Direct Consistency Optimization for Robust Customization of Text-to-Image Diffusion Models
Kyungmin Lee, Sangkyung Kwak, Kihyuk Sohn, Jinwoo Shin
TL;DR
This work introduces Direct Consistency Optimization (DCO) to robustly fine-tune text-to-image diffusion models using only a few reference images. By regularizing the learning process to minimize deviation from the pretrained model in latent space, DCO preserves prior knowledge while enabling new concept learning, and it can be paired with consistency-guided sampling to balance subject fidelity and image-text alignment. The method achieves superior Pareto frontiers compared with DreamBooth and prior preservation, supports merging of independently trained subject and style models, and improves both subject and style fidelity, including in 1-shot scenarios. The approach generalizes to both subject and style personalization and improves compositional generation, which has practical implications for personalized, controllable image synthesis without requiring additional data.
Abstract
Text-to-image (T2I) diffusion models, when fine-tuned on a few personal images, can generate visuals with a high degree of consistency. However, such fine-tuned models are not robust; they often fail to compose with concepts of pretrained model or other fine-tuned models. To address this, we propose a novel fine-tuning objective, dubbed Direct Consistency Optimization, which controls the deviation between fine-tuning and pretrained models to retain the pretrained knowledge during fine-tuning.

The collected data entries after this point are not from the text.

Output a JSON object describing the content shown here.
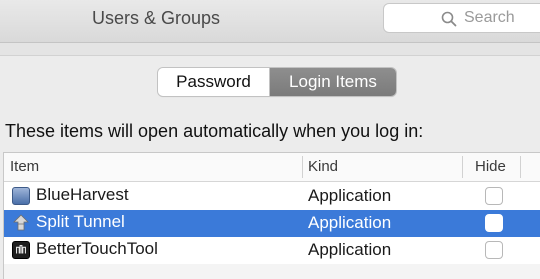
{
  "window": {
    "title": "Users & Groups"
  },
  "search": {
    "placeholder": "Search",
    "icon": "search-icon"
  },
  "tabs": [
    {
      "label": "Password",
      "selected": false
    },
    {
      "label": "Login Items",
      "selected": true
    }
  ],
  "description": "These items will open automatically when you log in:",
  "table": {
    "columns": [
      "Item",
      "Kind",
      "Hide"
    ],
    "rows": [
      {
        "name": "BlueHarvest",
        "kind": "Application",
        "hide": false,
        "selected": false,
        "icon": "blueharvest-icon"
      },
      {
        "name": "Split Tunnel",
        "kind": "Application",
        "hide": false,
        "selected": true,
        "icon": "split-tunnel-icon"
      },
      {
        "name": "BetterTouchTool",
        "kind": "Application",
        "hide": false,
        "selected": false,
        "icon": "bettertouchtool-icon"
      }
    ]
  },
  "colors": {
    "selection": "#3b7ad9",
    "selected_tab": "#838383"
  }
}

Through extensive experiments on subject and style customization, we demonstrate that our method positions itself on a superior Pareto frontier between subject (or style) consistency and image-text alignment over all previous baselines; it not only outperforms regular fine-tuning objective in image-text alignment, but also shows higher fidelity to the reference images than the method that fine-tunes with additional prior dataset. More importantly, the models fine-tuned with our method can be merged without interference, allowing us to generate custom subjects in a custom style by composing separately customized subject and style models. Notably, we show that our approach achieves better prompt fidelity and subject fidelity than those post-optimized for merging regular fine-tuned models.